Sven Thesen, the communication and technology director for Better Place, a start-up that is gaining traction (see this recent New York Times article) in its effort to create a network for electric cars in various countries, likened the concept of electric cars to cellphones.
“Fifteen years ago, how many people had a cellphone?” he asked.
Now, people are used to cellphone subscription plans and plugging the phone into the wall at night, Mr. Thesen reasoned, so a switch to electric cars would also be manageable.
And where does Better Place fit in?
“We will own the battery. We will always own the batteries,” said Mr. Thesen. “You guys own the cars.”
He envisioned “hundreds of thousands” of charging spots, as well as a number of stations where drained batteries could be exchanged for fresh ones.
A key thing, he said, will be to recharge the batteries at an acceptable time for the electricity grid — to “make sure people aren’t charging at the very peak, peak time,” like late afternoon when the electricity grid is already weighted down by demands like air conditioning.
Battery recharging would typically take two to four hours, he said.

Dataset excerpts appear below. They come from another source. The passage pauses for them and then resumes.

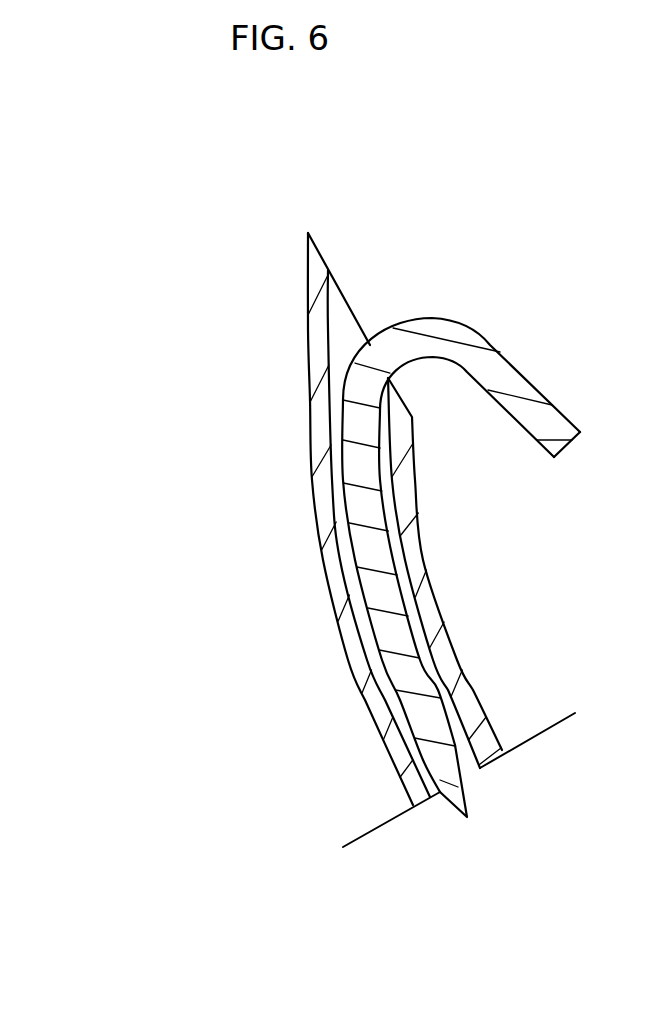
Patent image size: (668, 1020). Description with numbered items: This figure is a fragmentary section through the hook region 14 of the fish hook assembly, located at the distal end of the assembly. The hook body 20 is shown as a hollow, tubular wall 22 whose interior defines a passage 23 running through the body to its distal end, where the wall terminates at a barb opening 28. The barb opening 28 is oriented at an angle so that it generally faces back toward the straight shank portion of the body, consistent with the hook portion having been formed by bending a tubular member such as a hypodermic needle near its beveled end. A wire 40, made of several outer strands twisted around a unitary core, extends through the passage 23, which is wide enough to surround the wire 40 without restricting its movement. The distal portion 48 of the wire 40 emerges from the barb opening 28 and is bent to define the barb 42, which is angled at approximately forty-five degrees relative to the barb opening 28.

The hook region 14 is at (575, 271).
The hook body 20 is at (338, 633).
The tubular wall 22 is at (317, 513).
The passage 23 is at (341, 366).
The barb opening 28 is at (354, 300).
The wire 40 is at (463, 710).
The barb 42 is at (580, 444).
The distal portion 48 is at (509, 420).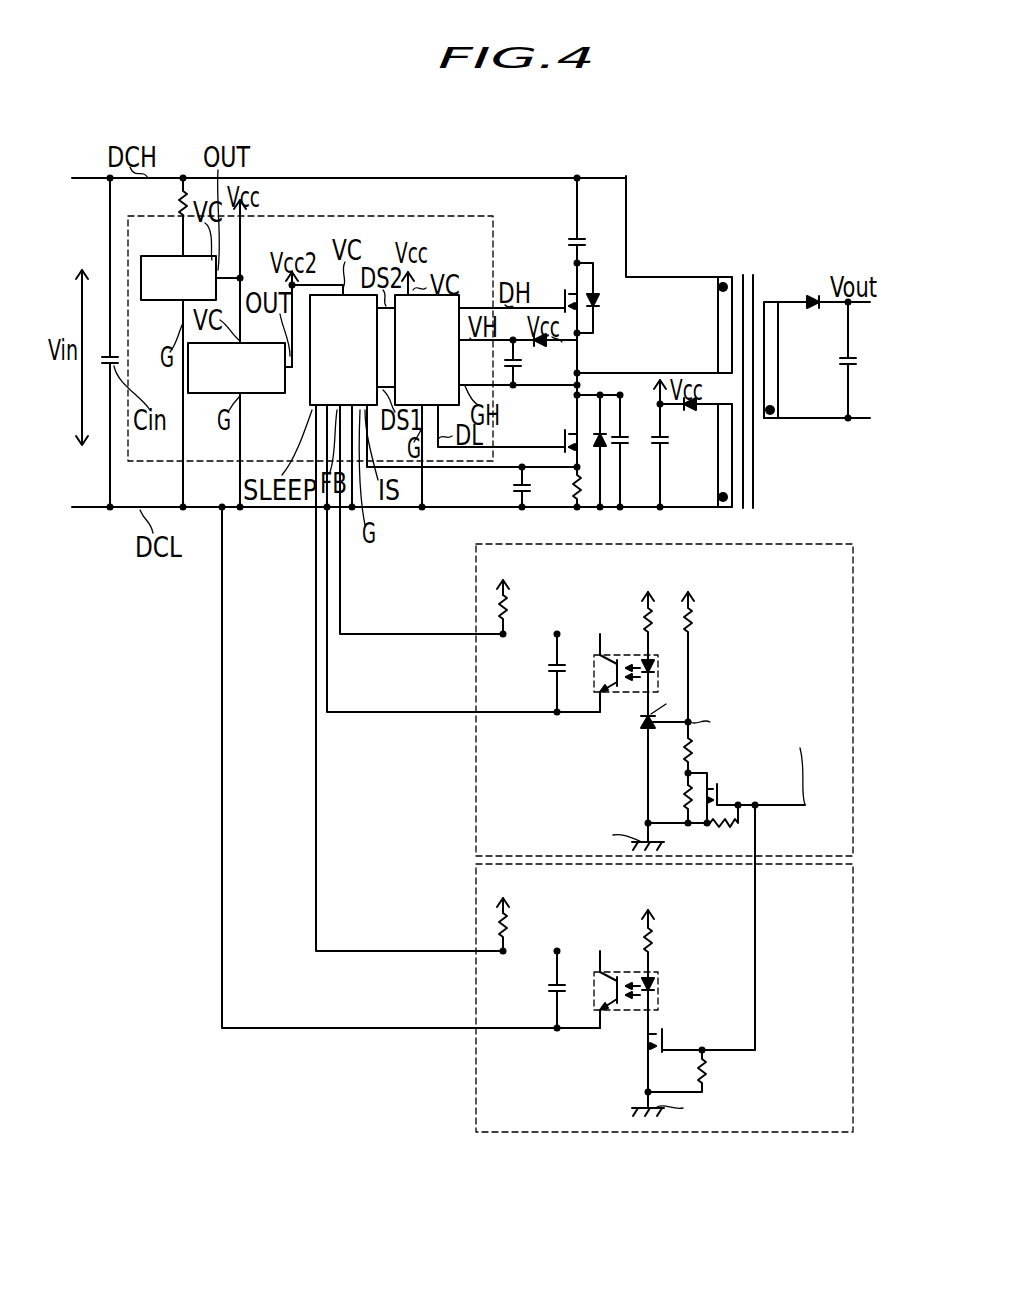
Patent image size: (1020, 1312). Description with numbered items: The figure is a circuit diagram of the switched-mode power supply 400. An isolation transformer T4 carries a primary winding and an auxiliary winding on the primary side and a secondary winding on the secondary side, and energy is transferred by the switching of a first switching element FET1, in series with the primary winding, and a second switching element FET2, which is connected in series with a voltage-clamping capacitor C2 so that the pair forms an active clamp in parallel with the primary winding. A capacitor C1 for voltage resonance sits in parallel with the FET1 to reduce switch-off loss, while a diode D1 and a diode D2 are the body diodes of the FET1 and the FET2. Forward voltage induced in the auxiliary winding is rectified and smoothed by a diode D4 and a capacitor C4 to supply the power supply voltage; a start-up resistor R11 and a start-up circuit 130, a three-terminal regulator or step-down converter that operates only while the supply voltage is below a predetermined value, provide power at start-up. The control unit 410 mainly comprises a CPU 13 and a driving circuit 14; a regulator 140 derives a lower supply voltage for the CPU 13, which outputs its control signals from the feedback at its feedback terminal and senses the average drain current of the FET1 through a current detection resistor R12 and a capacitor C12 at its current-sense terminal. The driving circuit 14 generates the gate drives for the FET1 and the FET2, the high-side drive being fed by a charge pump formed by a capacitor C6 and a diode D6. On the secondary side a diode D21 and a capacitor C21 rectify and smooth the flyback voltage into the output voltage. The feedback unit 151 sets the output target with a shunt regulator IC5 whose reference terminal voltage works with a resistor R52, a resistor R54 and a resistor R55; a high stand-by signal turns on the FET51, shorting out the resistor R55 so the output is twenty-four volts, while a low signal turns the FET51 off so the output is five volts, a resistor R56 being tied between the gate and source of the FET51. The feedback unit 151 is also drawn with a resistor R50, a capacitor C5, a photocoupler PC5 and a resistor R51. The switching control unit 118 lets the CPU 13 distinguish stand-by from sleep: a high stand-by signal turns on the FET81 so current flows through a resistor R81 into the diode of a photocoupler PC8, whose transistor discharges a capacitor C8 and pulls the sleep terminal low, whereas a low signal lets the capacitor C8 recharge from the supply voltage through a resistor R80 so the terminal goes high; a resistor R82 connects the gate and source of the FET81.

The switched-mode power supply 400 is at (624, 176).
The control unit 410 is at (360, 216).
The start-up circuit 130 is at (180, 301).
The regulator 140 is at (260, 394).
The CPU 13 is at (310, 380).
The driving circuit 14 is at (460, 372).
The feedback unit 151 is at (667, 543).
The switching control unit 118 is at (474, 1077).
The start-up resistor R11 is at (178, 198).
The current detection resistor R12 is at (576, 495).
The capacitor C12 is at (516, 488).
The capacitor for voltage clamping C2 is at (573, 242).
The second switching element FET2 is at (566, 293).
The first switching element FET1 is at (565, 434).
The body diode of the FET2 D2 is at (600, 299).
The body diode of the FET1 D1 is at (602, 432).
The diode D6 is at (550, 346).
The capacitor C6 is at (523, 368).
The capacitor for voltage resonance C1 is at (621, 438).
The capacitor C4 is at (657, 444).
The diode D4 is at (691, 409).
The isolation transformer T4 is at (750, 277).
The diode D21 is at (813, 307).
The capacitor C21 is at (843, 363).
The resistor R50 is at (510, 603).
The capacitor C5 is at (548, 667).
The photocoupler PC5 is at (613, 694).
The resistor R51 is at (644, 620).
The resistor R52 is at (693, 620).
The shunt regulator IC5 is at (642, 724).
The resistor R54 is at (692, 744).
The resistor R55 is at (683, 794).
The FET FET51 is at (734, 778).
The resistor R56 is at (730, 826).
The resistor R80 is at (510, 923).
The capacitor C8 is at (548, 988).
The photocoupler PC8 is at (620, 1012).
The resistor R81 is at (645, 940).
The FET FET81 is at (668, 1040).
The resistor R82 is at (707, 1068).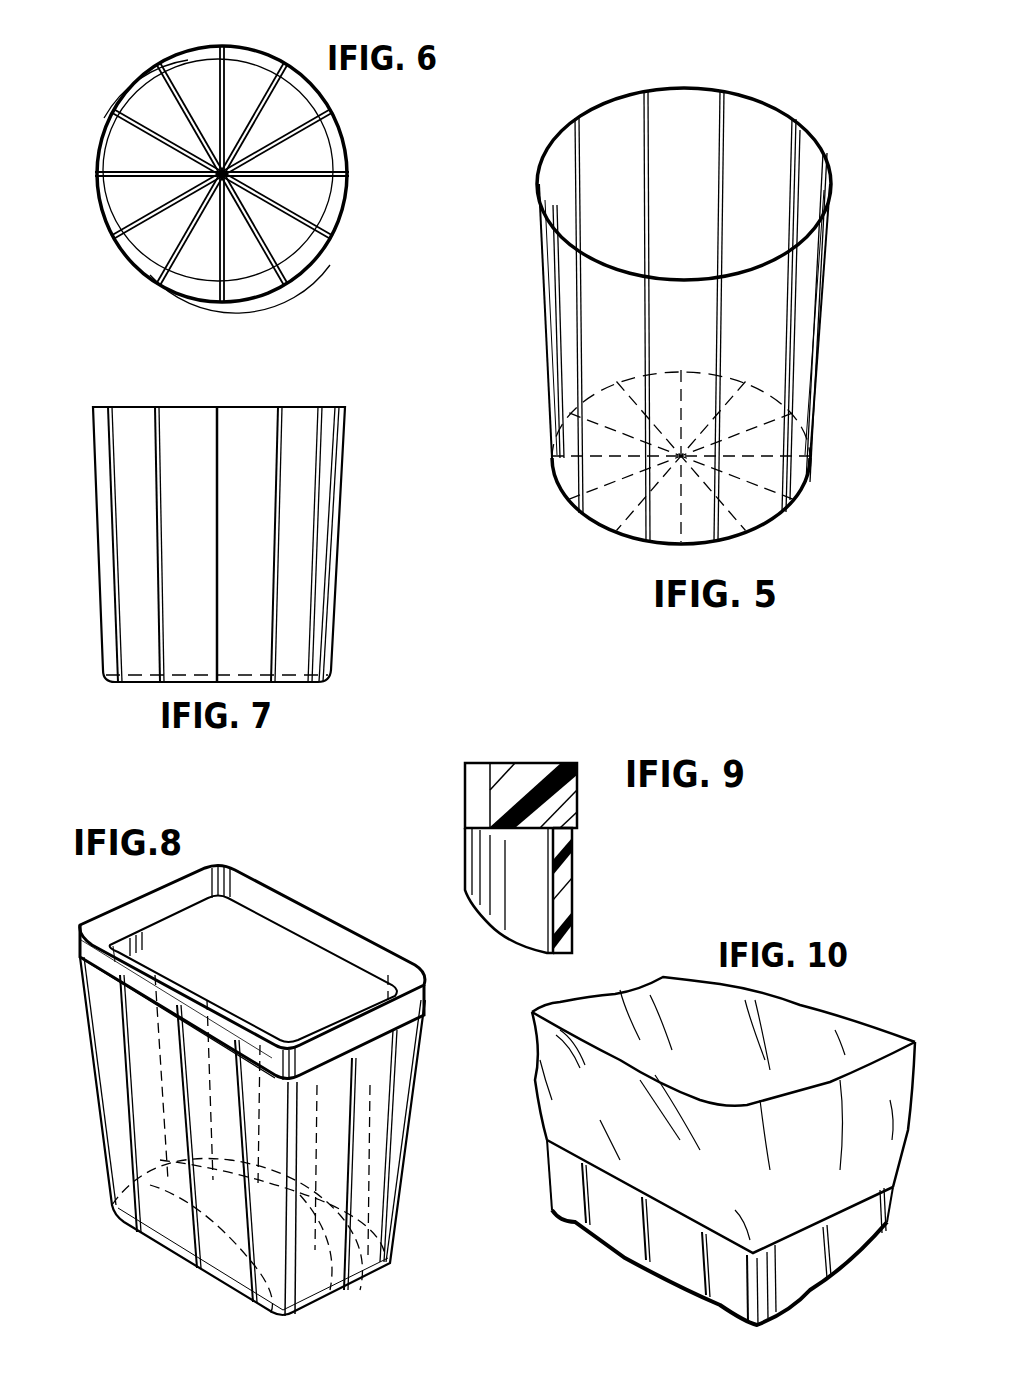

So far Israel, Denmark, Australia, Hawaii and California’s Bay Area have plans to implement the Better Place model. Mr. Thesen said that a factory in Turkey was being refurbished to be able to produce 100,000 electric vehicles a year.
But a large-scale system of electric cars and smart grids is unlikely to be ready soon.
Asked when there might be one million electric vehicles on the road that could also feed their battery capacity back into the grid in a two-way exchange, the panelists generally said between 2017 and 2020.